I had totally forgotten about Evie. I had to pay her a visit. I asked for her room and one of the nurses took me there. When I opened her room, I was happy to see that she was awake and her father was feeding her soup.
“Vivien!” She said, with her mouth full. “It’s so good to see you. I’ve been asking about you since morning, how are you doing?”
“I was discharged a few days ago; I just stuck around in the hospital to be with Marty. You look well,” I said that because she really did.
“Yeah, my dad here has been taking care of me. Dad, this is my friend Vivien, who I was telling you about. Vivien, this is my Dad, Noel.”
“Hello!” I gently said, and Evie’s father flashed a big smile and nodded, with the soup bowl in one hand and a spoon in another.
“How’s Marty?” Evie asked.
“He still hasn’t woken up. Neither has Ava.”
“Shit! I hope they’ll be okay. I’m getting discharged tomorrow, I think.”
“That’s great, Evie. I’m going home right now. I’m very tired,” I said to her.
She smiled at me and said, “No wonder you are. Get some rest and I’ll see you soon.”
I walked over to her, kissed her on the cheek and left her room.
When I reached home, my mom asked me if I wanted to sleep in her room and I refused. I told her I needed to lie down in my own bed and be alone for a while; away from people checking my temperature, blood pressure, and heart rate all the time, away from all the machines, away from everything. When I lay in bed, I felt the need to take some Quaalude. I started sweating and reached for my bottle of pills again. I took 5 of them and went to sleep.

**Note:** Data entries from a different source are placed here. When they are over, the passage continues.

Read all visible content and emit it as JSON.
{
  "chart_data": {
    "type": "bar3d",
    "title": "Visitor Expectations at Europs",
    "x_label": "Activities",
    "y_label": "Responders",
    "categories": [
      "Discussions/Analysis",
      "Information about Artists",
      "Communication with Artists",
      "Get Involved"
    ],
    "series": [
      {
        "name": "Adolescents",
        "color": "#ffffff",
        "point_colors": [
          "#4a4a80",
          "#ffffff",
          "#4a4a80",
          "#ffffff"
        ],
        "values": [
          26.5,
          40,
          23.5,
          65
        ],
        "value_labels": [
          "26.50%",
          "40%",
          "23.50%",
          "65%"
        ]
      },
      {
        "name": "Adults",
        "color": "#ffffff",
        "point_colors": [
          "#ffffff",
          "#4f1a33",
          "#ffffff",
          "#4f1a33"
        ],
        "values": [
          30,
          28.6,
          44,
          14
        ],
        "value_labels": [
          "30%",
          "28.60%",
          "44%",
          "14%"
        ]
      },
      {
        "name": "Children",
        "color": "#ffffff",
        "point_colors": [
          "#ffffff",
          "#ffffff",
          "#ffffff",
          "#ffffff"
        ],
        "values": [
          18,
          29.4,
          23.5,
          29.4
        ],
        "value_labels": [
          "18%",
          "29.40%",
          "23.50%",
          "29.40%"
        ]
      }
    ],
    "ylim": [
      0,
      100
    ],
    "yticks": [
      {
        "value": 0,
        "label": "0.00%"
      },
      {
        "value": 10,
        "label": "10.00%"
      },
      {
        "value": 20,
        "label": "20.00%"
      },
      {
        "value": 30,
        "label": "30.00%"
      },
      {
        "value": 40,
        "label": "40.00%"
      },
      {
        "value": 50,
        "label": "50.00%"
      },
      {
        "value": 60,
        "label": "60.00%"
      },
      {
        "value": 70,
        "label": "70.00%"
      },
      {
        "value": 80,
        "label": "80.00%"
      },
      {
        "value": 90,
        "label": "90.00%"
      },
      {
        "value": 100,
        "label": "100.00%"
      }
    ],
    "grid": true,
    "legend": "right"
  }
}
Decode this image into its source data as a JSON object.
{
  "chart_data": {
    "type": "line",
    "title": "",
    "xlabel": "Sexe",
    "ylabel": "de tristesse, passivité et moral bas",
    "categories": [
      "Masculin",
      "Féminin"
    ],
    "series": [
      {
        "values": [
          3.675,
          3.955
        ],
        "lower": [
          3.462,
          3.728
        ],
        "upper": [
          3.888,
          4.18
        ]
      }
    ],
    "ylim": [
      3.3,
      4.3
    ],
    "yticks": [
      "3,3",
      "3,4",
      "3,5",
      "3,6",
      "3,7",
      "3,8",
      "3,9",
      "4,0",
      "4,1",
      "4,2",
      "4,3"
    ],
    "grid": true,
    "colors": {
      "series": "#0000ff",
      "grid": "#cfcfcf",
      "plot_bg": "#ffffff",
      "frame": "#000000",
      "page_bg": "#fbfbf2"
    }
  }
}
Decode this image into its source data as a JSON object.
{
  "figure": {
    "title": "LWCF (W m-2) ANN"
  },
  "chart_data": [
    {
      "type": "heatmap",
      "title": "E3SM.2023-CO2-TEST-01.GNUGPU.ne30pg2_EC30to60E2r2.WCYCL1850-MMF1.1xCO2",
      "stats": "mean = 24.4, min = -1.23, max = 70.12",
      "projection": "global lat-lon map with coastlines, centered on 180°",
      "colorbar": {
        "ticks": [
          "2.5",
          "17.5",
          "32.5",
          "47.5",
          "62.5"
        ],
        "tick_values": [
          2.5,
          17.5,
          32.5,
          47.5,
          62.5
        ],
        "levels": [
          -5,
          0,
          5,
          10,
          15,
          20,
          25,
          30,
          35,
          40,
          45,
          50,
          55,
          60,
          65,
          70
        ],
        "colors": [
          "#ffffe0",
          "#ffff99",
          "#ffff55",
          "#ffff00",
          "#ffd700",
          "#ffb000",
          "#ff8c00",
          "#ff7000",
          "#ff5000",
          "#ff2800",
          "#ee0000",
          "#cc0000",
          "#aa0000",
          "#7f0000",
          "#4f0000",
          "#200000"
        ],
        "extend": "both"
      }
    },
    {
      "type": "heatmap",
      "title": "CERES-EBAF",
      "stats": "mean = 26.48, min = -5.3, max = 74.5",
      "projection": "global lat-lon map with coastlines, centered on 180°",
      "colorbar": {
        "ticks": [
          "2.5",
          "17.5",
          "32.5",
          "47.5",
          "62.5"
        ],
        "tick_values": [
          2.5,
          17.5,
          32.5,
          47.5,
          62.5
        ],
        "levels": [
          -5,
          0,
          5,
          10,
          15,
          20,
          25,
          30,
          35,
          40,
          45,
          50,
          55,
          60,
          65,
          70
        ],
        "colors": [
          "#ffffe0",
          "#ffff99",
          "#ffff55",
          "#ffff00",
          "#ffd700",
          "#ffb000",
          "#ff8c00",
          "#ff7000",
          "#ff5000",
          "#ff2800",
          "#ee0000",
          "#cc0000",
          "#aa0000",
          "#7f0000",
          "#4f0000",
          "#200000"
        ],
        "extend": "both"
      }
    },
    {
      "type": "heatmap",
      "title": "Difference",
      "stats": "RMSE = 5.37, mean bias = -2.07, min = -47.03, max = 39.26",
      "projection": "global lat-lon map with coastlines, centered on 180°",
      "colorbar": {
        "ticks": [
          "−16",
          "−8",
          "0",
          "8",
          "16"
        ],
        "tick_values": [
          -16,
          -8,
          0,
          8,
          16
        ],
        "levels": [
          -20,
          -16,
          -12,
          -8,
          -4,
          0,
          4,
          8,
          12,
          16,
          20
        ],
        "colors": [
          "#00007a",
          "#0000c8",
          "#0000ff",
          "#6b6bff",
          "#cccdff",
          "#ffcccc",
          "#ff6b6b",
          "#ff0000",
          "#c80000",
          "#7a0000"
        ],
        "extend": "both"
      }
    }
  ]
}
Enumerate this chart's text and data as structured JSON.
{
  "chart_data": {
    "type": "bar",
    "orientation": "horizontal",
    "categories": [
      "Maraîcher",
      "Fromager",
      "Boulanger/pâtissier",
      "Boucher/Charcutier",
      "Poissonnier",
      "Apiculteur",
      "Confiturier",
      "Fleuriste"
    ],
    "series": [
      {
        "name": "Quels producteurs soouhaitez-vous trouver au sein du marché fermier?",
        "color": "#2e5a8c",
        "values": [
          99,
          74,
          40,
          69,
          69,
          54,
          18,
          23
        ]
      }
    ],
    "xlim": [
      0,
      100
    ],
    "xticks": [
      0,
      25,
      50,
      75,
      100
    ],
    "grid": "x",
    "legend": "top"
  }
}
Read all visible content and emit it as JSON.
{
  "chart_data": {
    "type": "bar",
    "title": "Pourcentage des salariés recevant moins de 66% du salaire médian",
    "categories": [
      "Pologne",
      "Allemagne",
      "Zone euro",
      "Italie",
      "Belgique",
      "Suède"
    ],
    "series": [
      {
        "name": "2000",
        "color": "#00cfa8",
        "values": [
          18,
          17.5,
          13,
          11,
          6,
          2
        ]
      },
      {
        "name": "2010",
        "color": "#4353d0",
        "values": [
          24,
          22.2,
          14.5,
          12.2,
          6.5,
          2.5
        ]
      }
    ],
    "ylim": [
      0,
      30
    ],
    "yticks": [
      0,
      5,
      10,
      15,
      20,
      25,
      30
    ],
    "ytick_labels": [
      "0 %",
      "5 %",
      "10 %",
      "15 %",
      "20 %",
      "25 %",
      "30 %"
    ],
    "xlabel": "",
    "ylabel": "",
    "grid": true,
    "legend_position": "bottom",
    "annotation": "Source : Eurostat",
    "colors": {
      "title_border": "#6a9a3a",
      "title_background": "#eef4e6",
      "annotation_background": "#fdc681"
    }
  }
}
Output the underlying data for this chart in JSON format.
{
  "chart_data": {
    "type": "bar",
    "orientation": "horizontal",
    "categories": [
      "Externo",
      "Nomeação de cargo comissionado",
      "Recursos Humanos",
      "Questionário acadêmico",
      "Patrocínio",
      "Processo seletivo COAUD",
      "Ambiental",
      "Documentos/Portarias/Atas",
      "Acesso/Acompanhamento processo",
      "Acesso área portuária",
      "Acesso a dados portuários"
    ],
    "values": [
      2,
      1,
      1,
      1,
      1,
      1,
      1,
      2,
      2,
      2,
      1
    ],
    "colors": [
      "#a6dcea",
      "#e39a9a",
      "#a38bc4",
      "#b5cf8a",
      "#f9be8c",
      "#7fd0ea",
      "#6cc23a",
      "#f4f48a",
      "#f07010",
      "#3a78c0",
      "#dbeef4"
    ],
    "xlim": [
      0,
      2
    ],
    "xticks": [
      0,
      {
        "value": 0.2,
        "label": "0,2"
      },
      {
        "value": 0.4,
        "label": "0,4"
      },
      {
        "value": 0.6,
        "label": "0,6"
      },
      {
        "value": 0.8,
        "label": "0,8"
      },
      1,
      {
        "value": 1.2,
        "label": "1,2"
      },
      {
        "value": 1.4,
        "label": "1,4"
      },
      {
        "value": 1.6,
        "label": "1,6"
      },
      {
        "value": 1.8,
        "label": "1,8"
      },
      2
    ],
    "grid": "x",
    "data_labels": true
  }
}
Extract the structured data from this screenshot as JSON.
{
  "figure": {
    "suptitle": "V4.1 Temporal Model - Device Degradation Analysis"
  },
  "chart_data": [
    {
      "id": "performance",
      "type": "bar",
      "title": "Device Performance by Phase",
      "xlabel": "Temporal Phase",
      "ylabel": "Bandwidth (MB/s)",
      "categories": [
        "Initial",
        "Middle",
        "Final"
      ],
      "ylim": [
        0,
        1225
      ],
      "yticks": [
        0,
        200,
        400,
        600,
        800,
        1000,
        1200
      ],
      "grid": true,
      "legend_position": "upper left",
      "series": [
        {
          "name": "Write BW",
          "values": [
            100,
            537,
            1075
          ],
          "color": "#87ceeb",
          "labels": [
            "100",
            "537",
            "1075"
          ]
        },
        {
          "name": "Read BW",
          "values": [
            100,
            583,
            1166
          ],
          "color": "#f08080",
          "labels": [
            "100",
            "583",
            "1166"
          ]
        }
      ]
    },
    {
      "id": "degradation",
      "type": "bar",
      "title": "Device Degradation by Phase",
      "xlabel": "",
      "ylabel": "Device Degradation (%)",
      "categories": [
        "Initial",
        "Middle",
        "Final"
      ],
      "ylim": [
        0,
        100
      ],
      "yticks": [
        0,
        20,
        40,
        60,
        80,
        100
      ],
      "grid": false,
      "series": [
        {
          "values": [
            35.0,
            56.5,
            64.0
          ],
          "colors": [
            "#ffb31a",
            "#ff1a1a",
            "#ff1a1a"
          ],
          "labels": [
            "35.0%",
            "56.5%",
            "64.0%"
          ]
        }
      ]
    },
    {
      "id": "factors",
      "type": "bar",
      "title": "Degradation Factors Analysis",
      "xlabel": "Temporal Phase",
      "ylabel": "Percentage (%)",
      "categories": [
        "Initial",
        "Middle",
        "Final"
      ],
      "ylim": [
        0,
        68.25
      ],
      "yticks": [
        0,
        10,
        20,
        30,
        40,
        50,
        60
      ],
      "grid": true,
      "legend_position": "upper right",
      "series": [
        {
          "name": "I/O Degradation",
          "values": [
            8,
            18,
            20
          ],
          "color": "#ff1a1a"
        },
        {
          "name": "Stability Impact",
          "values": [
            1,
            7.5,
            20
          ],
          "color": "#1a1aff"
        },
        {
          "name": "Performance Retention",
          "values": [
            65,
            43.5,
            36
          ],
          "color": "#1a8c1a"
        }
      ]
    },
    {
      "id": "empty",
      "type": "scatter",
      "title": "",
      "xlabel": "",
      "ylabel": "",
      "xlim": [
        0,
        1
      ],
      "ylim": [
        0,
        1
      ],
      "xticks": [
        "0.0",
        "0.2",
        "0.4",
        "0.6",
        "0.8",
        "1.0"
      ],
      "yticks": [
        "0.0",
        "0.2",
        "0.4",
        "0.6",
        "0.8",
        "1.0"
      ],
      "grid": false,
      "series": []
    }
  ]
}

Ava took some time, but eventually woke up but to this day she is dealing with the trauma of what happened to her. She regularly visits a psychiatrist, some days she’s good, some days she’s back in the forest in her head and she sees and hears things that don’t exist but existed once upon a time. My brother on the other hand, never woke up. He died in his coma. The doctor said his body couldn’t take so many drugs mixed up and that even if he were alive, his withdrawal would’ve been very hard to treat. Evie had a speedy recovery and left town to go to University in a big city. It has been five years since the incident, since we encountered and fought a psychotherapy cult. I myself see a psychiatrist every now and then, because of my anxiety and the trauma that I went through partly because of my own mistakes. That’s the thing about mistakes, I guess. We either learn from them, or we repeat them. But under no circumstance can we eradicate them. We ruined our lives to a point where some of us had no life left to live. And we can now not afford to repeat our mistakes. We have no other option but to learn; we have no other option but to live.